Оливия взялась за дело со свойственной ей решительностью – только так она могла, только так и хотела. Горе, ощущение потери многократно усиливалось от прикосновения к вещам, еще сохранившим запах, тепло родительских рук. Но с материнскими вещами было проще. Эмили Сегал любила порядок и не терпела сантиментов, что в корне отличало ее от типичной еврейской мамаши. Артур, напротив, был довольно безалаберным, к тому же он неукоснительно хранил все, что могло пробуждать воспоминания. Он коллекционировал предметы искусства, занимался благотворительностью – отныне его дело должен был продолжать Фонд имени Артура Сегала. Он, как хрестоматийный еврейский муж и отец, гордился любимыми женой и дочерью и трепетно относился к прошлому. Поэтому шкафы, секретеры и ящики Артура оказались буквально набитыми записными книжками, альбомами с фотографиями, блокнотами и прочими бумагами.
А письма! Выпущенные на волю из секретеров и ящиков, они образовали внушительную гору. Большую часть составляла скучная деловая переписка, которую теперь, без сомнения, надлежало переправить в пластиковые мешки для мусора, и открытки от друзей, судьба которых была такой же. Но среди этих неинтересных вещей скрывались предметы, обладавшие особой ценностью. Ермолка, любовно вышитая его матерью, которую он надевал, когда посещал религиозные собрания. Все поздравления с днем рождения, которые посылала ему Оливия. Старые школьные дневники – еще самого Артура, из которых было явственно видно, что для этого мальчика дружба всегда значила больше, чем учеба. Дневник Эмили – один из тех, что заставляют родителей сиять от гордости. Дневники Оливии, с самого первого класса, со всеми замечаниями и оценками, блестящими, плохими и средними. И любовные письма, безыскусные, но необычайно трогательные. Оливия беззастенчиво прочла их все и плакала над ними навзрыд. Аккуратно складывая бумаги по старым сгибам, она чувствовала, что каждое прочитанное слово приближает ее к родителям.

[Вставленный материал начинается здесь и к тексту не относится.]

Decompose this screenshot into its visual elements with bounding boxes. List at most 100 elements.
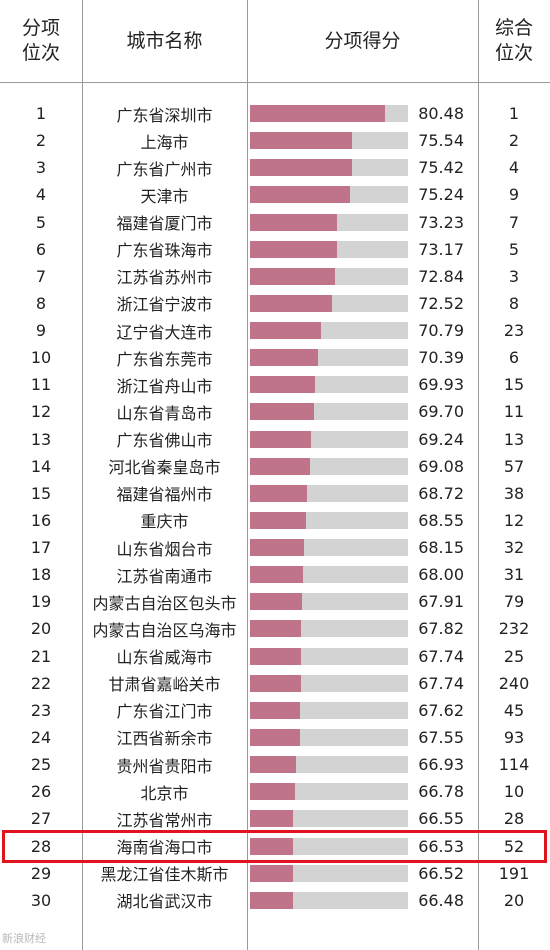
table-row: 3 广东省广州市 75.42 4 — [0, 154, 550, 181]
score-label: 66.78 — [418, 782, 464, 802]
table-row: 30 湖北省武汉市 66.48 20 — [0, 887, 550, 914]
rank-cell: 14 — [30, 456, 52, 476]
city-cell: 海南省海口市 — [116, 838, 213, 857]
table-row: 10 广东省东莞市 70.39 6 — [0, 344, 550, 371]
score-bar — [250, 186, 351, 204]
score-label: 73.23 — [418, 212, 464, 232]
score-bar — [250, 566, 303, 584]
bar-track — [250, 837, 408, 855]
city-cell: 湖北省武汉市 — [116, 892, 213, 912]
table-row: 5 福建省厦门市 73.23 7 — [0, 209, 550, 236]
score-bar — [250, 701, 301, 719]
city-cell: 江苏省常州市 — [116, 810, 213, 830]
rank-cell: 7 — [35, 266, 47, 286]
score-bar — [250, 430, 311, 448]
score-bar — [250, 539, 304, 557]
bar-track — [250, 511, 408, 529]
rank-cell: 26 — [30, 782, 52, 802]
city-cell: 山东省威海市 — [116, 648, 213, 668]
table-row: 6 广东省珠海市 73.17 5 — [0, 236, 550, 263]
overall-rank-cell: 1 — [508, 104, 520, 123]
rank-cell: 9 — [35, 321, 47, 341]
overall-rank-cell: 5 — [508, 239, 520, 259]
overall-rank-cell: 114 — [498, 755, 530, 775]
bar-track — [250, 322, 408, 340]
overall-rank-cell: 9 — [508, 185, 520, 205]
rank-cell: 20 — [30, 619, 52, 639]
score-bar — [250, 376, 316, 394]
city-cell: 天津市 — [140, 186, 189, 206]
rank-cell: 18 — [30, 565, 52, 585]
rank-cell: 28 — [30, 836, 52, 856]
score-bar — [250, 620, 302, 638]
score-label: 75.42 — [418, 158, 464, 178]
score-label: 68.00 — [418, 565, 464, 585]
score-label: 73.17 — [418, 239, 464, 259]
column-divider — [82, 0, 83, 950]
rank-cell: 2 — [35, 131, 47, 151]
overall-rank-cell: 7 — [508, 212, 520, 232]
table-row: 19 内蒙古自治区包头市 67.91 79 — [0, 588, 550, 615]
bar-track — [250, 457, 408, 475]
bar-track — [250, 647, 408, 665]
table-row: 21 山东省威海市 67.74 25 — [0, 643, 550, 670]
city-cell: 江西省新余市 — [116, 729, 213, 749]
overall-rank-cell: 191 — [498, 863, 530, 883]
table-row: 4 天津市 75.24 9 — [0, 181, 550, 208]
overall-rank-cell: 23 — [503, 321, 525, 341]
header-rank: 分项 位次 — [21, 17, 60, 64]
bar-track — [250, 701, 408, 719]
overall-rank-cell: 2 — [508, 131, 520, 151]
score-bar — [250, 159, 352, 177]
table-row: 26 北京市 66.78 10 — [0, 778, 550, 805]
bar-track — [250, 674, 408, 692]
bar-track — [250, 484, 408, 502]
city-cell: 内蒙古自治区包头市 — [92, 593, 237, 613]
bar-track — [250, 864, 408, 882]
city-cell: 贵州省贵阳市 — [116, 756, 213, 776]
overall-rank-cell: 6 — [508, 348, 520, 368]
rank-cell: 30 — [30, 890, 52, 910]
city-cell: 浙江省宁波市 — [116, 295, 213, 315]
table-row: 22 甘肃省嘉峪关市 67.74 240 — [0, 670, 550, 697]
bar-track — [250, 756, 408, 774]
table-row: 16 重庆市 68.55 12 — [0, 507, 550, 534]
city-cell: 江苏省南通市 — [116, 566, 213, 586]
score-label: 80.48 — [418, 104, 464, 123]
score-label: 67.62 — [418, 700, 464, 720]
bar-track — [250, 349, 408, 367]
city-cell: 广东省珠海市 — [116, 241, 213, 261]
bar-track — [250, 891, 408, 909]
overall-rank-cell: 93 — [503, 727, 525, 747]
score-label: 68.15 — [418, 538, 464, 558]
score-label: 68.55 — [418, 510, 464, 530]
table-row: 28 海南省海口市 66.53 52 — [0, 833, 550, 860]
overall-rank-cell: 11 — [503, 402, 525, 422]
rank-cell: 15 — [30, 483, 52, 503]
rank-cell: 12 — [30, 402, 52, 422]
city-cell: 广东省深圳市 — [116, 105, 213, 125]
overall-rank-cell: 10 — [503, 782, 525, 802]
table-row: 23 广东省江门市 67.62 45 — [0, 697, 550, 724]
bar-track — [250, 294, 408, 312]
score-label: 69.70 — [418, 402, 464, 422]
city-cell: 甘肃省嘉峪关市 — [108, 675, 221, 695]
bar-track — [250, 783, 408, 801]
column-divider — [247, 0, 248, 950]
bar-track — [250, 159, 408, 177]
bar-track — [250, 620, 408, 638]
city-cell: 重庆市 — [140, 512, 189, 532]
score-bar — [250, 647, 301, 665]
score-label: 67.82 — [418, 619, 464, 639]
rank-cell: 27 — [30, 809, 52, 829]
bar-track — [250, 430, 408, 448]
rank-cell: 5 — [35, 212, 47, 232]
city-cell: 北京市 — [140, 783, 189, 803]
table-row: 27 江苏省常州市 66.55 28 — [0, 805, 550, 832]
score-label: 75.24 — [418, 185, 464, 205]
overall-rank-cell: 32 — [503, 538, 525, 558]
score-label: 70.39 — [418, 348, 464, 368]
score-bar — [250, 674, 301, 692]
rank-cell: 16 — [30, 510, 52, 530]
table-row: 1 广东省深圳市 80.48 1 — [0, 100, 550, 127]
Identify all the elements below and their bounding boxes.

На третий день Оливия нашла в отцовском кабинете старый потрепанный кейс из свиной кожи. Время от времени отец пользовался им даже после того, как Эмили подарила ему новый. Кейс был заперт, и Оливия не смогла найти ключ. Некоторое время она смотрела на золотой замочек, понимая, что вскрыть его не составит труда, но мысль об этом ей претила. «Разве это не бессмысленное ханжество, – подумала она, – притом что я весь день читала его личную переписку?»
Оливия старалась убедить себя, что в данном случае ее вторжение в частную жизнь родителей просто способ приблизиться к ним, хоть на краткий миг извлечь их из небытия. Она чувствовала, что то, что они говорили друг другу в письмах, врезается ей в память, становится ее частью, и дороги назад уже не было, и не было места чувству вины. Несмотря на еврейское происхождение, это чувство у Оливии было не слишком развито.
Она принесла с кухни маленький острый ножик с черной ручкой и трудилась над замком, пока он не открылся. Это оказалось неожиданно увлекательным занятием, с приятным привкусом порочности. Оливия лениво подумала, что, возможно, в этом ощущении и кроется притягательность грабежа: маленькая битва с замком или оконным стеклом, наградой в которой служит возможность проникнуть в частную жизнь другого человека.
Еще письма. Одно от Коуттсов, банкиров. Два из страховой компании. Приглашение на толстом белом картоне на обед в посольство Израиля, еще одно приглашение на открытие выставки в галерее Гамильтона. И странная короткая записка от отца Джима, датированная 4 июня. Месяц до катастрофы. Она была написана от руки шариковой ручкой, неровным торопливым почерком, в телеграфном стиле:
Тем же вечером Оливия рассказала Энни о записке в телефонном разговоре.
– Мне кажется, это что-то важное. Что ты по этому поводу думаешь?
– Ты имеешь в виду, следует ли спрашивать об этом Джима? – Сегодня Энни казалась более спокойной, возможно благодаря транквилизаторам, которыми снабдила ее двоюродная сестра.
– Как ты считаешь?
– Я бы не стала.
– Почему?
– Потому что это может означать все, что угодно. Джим сейчас уже ничего не сможет сделать и только будет зря беспокоиться.
– Может, ты и права, – пробормотала Оливия.
– Но ты не уверена.
– Не совсем, – призналась Оливия. – Понимаешь, я сунула нос в частные дела своих родителей, и вдруг всплыл отец Джима. Я не знаю, имею ли я право это от него скрывать.
– Что скрывать, Ливви? Это же просто записка. Она точно ничего не значит.
– Не похоже, чтобы она ничего не значила.
– Когда ее писали – может быть, – тихо проговорила Энни. – Но сейчас она точно ничего не значит.